First gear is down to the left, like on my 1978 Porsche 928. But this ain't no dogleg, dog. Second is directly above it. "That's all you need to know," Luigi says. Though this Type 51—originally owned by a Czech gentleman, followed by a life in Japan before repatriation to Alsace in 2002—is allegedly road legal, I am only going to be driving this six- or seven-figure relic around the grounds of the historic Bugatti Château, adjacent to which is the company’s atelier where it builds its Chirons and Centodiecis, and I don't need to go too fast. (I do manage to sneak the car into third on the back straight, heading toward the gated security hut.)
Direct, Honest, Unexpectedly Lithe
Despite the arcane startup procedure, the Type 51 feels improbably familiar.
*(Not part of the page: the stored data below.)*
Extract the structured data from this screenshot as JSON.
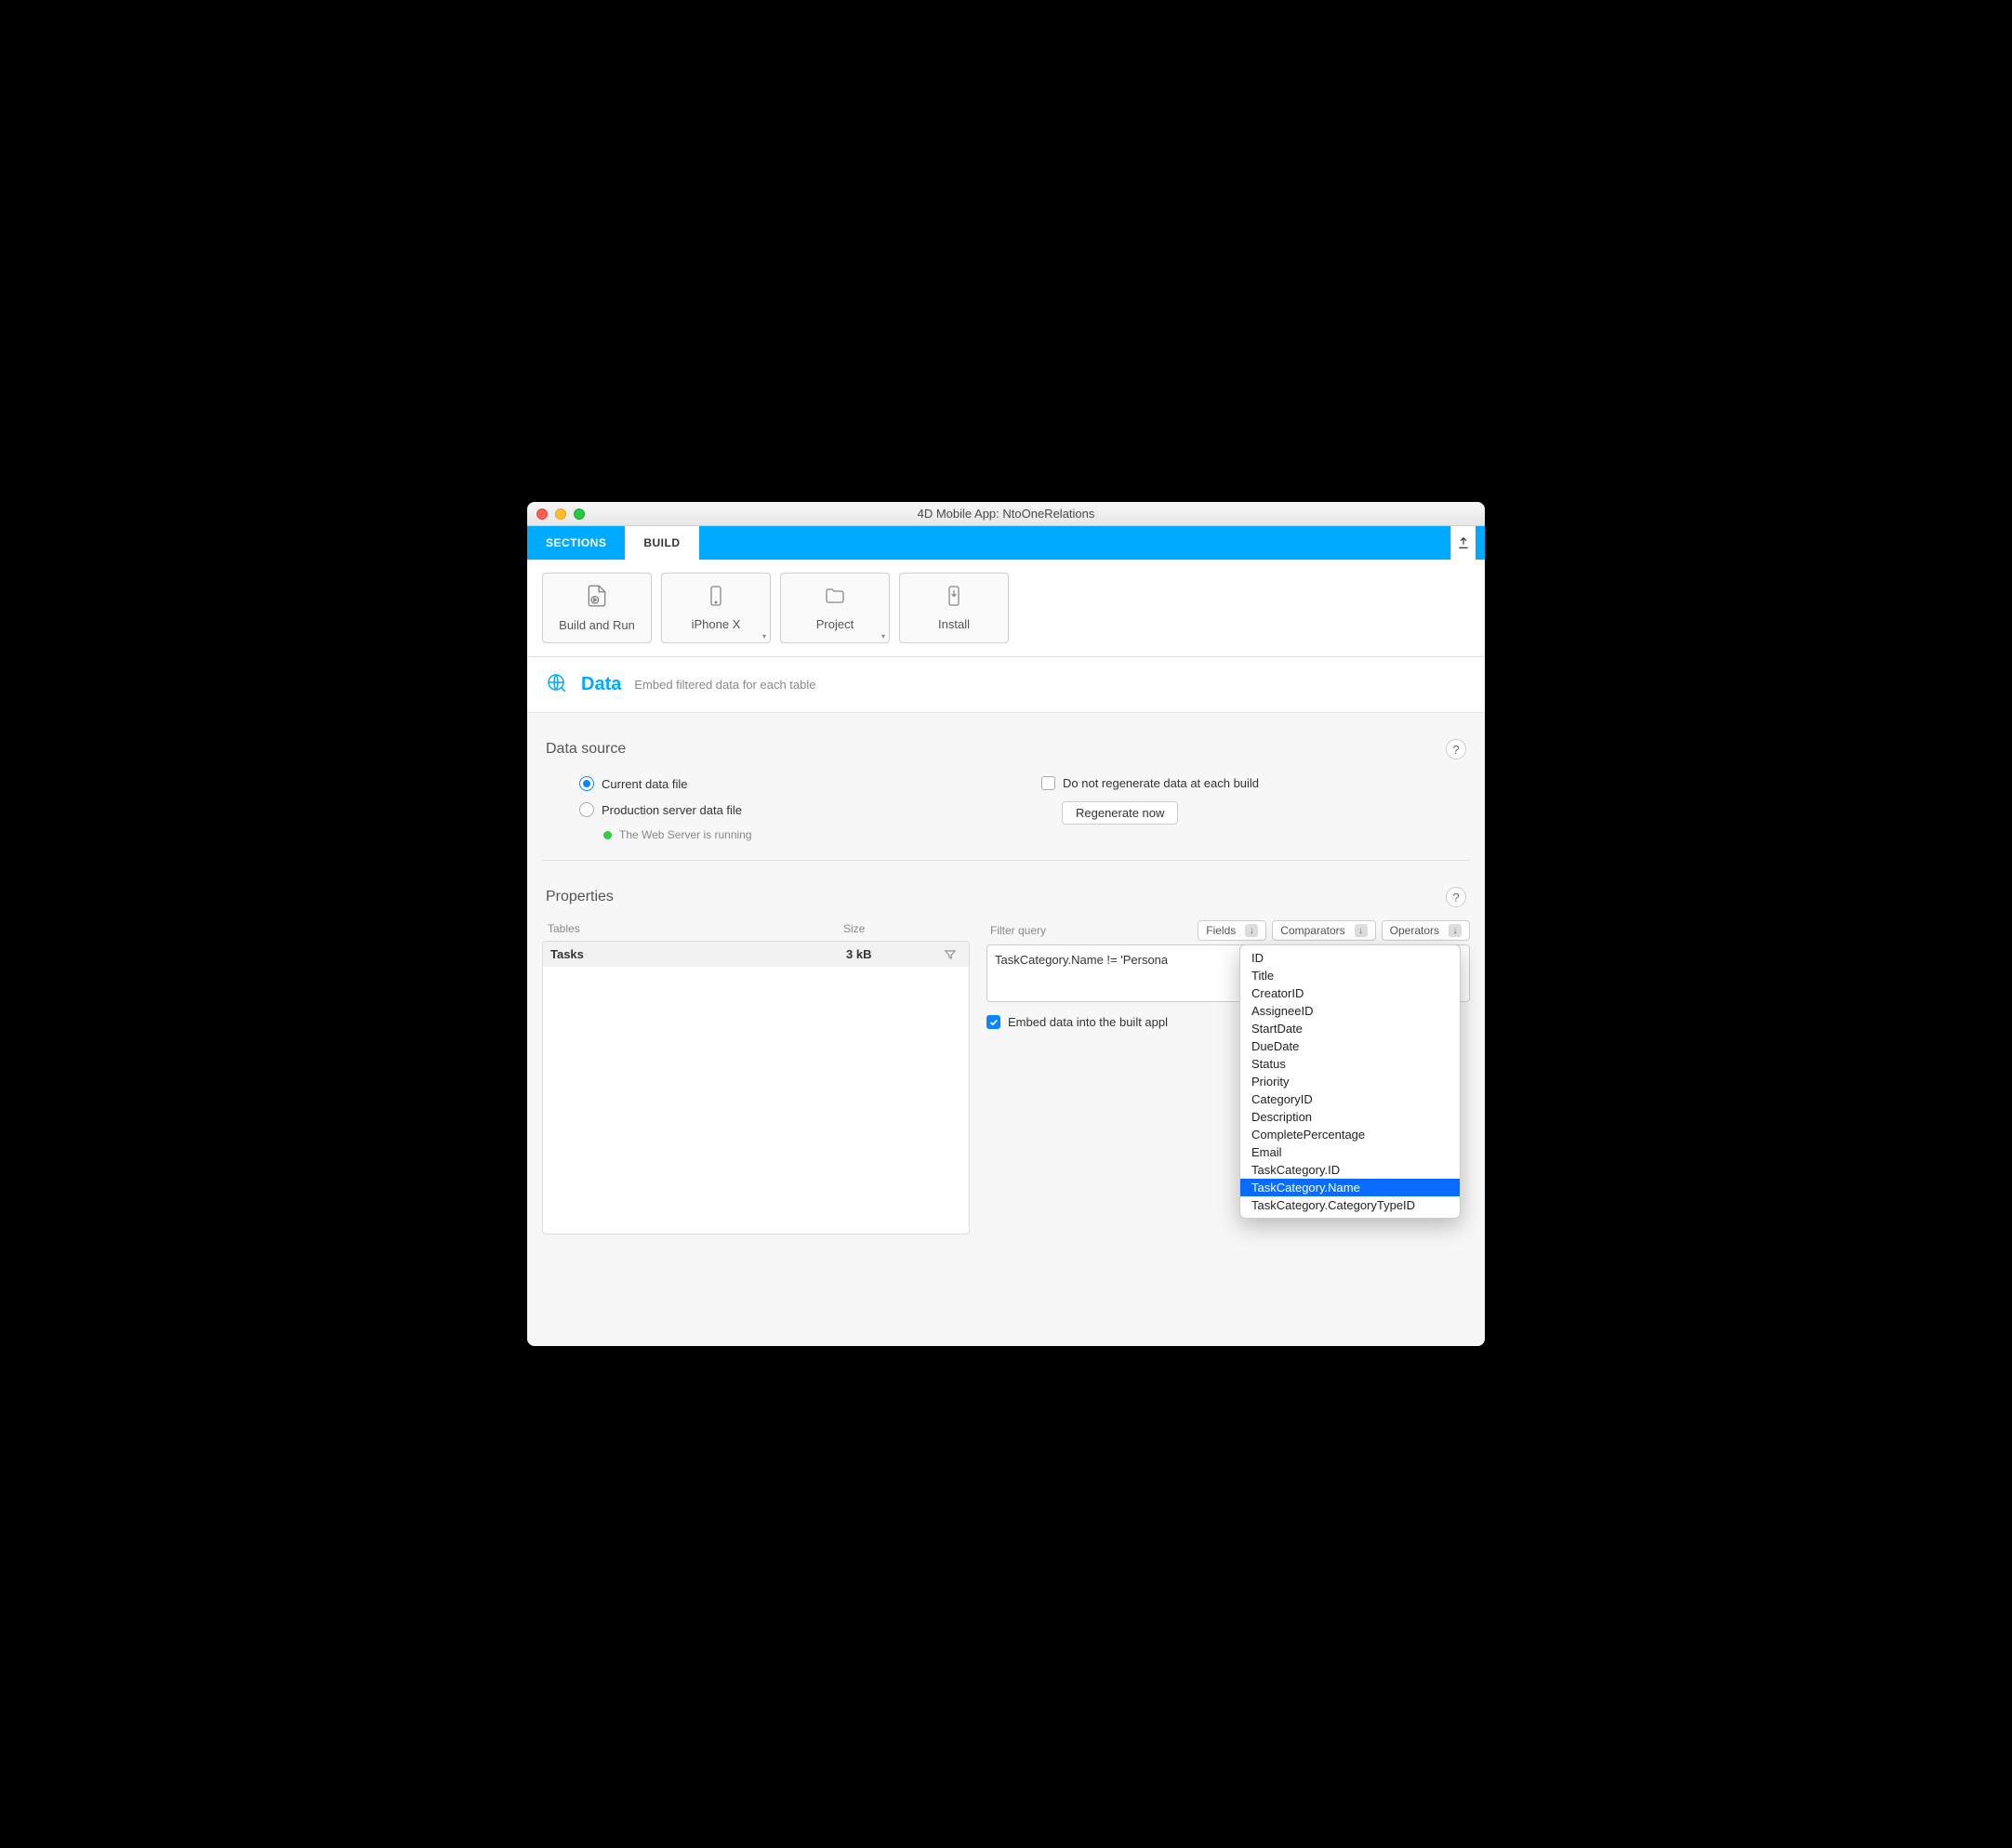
{
  "window": {
    "title": "4D Mobile App: NtoOneRelations"
  },
  "tabs": {
    "sections": "SECTIONS",
    "build": "BUILD"
  },
  "toolbar": {
    "buildrun": "Build and Run",
    "device": "iPhone X",
    "project": "Project",
    "install": "Install"
  },
  "section": {
    "title": "Data",
    "subtitle": "Embed filtered data for each table"
  },
  "datasource": {
    "heading": "Data source",
    "current": "Current data file",
    "production": "Production server data file",
    "status": "The Web Server is running",
    "no_regen": "Do not regenerate data at each build",
    "regen_btn": "Regenerate now"
  },
  "properties": {
    "heading": "Properties",
    "col_tables": "Tables",
    "col_size": "Size",
    "row_name": "Tasks",
    "row_size": "3 kB",
    "filter_label": "Filter query",
    "fields_btn": "Fields",
    "comparators_btn": "Comparators",
    "operators_btn": "Operators",
    "query": "TaskCategory.Name != 'Persona",
    "embed": "Embed data into the built appl"
  },
  "fields_dropdown": [
    "ID",
    "Title",
    "CreatorID",
    "AssigneeID",
    "StartDate",
    "DueDate",
    "Status",
    "Priority",
    "CategoryID",
    "Description",
    "CompletePercentage",
    "Email",
    "TaskCategory.ID",
    "TaskCategory.Name",
    "TaskCategory.CategoryTypeID"
  ],
  "fields_selected_index": 13
}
The wood-rimmed aluminum steering wheel is light and precise in its communication—perhaps the result of the bigger aluminum wheels and wider tires that were another upgrade from the Type 35. The shifter, despite its odd pattern, clicks through its detents precisely (discounting the requisite grinding, which Luigi shrugs off, nonplussed). The unassisted brakes require some thigh but do their job readily. And the engine pulls with throaty fervor, in part as a result of the car's light 1600-pound weight. It reminds me, oddly, of a 1970s Japanese sports car—like an early Datsun 240Z or Mazda RX-7: direct, mechanical, honest, potent, precise, joyous, unexpectedly lithe. Not brutally fast, by today's standards, but certainly quick.
My drive is rather short, but as I hit the kill switch and uncontort myself (and remove Luigi) in order to back out of the ribbed leather driver's chair, I realize that this comparison isn't that weird. The Type 51 was the F1 racer of its era, winning the Monaco Grand Prix, and was thus among the most sophisticated vehicles on the market. It was decades ahead of its time in technologies and capabilities, and thus able to leapfrog the space-time continuum and deliver a driving experience that would take the Japanese a generation of monomaniacal engineering to achieve.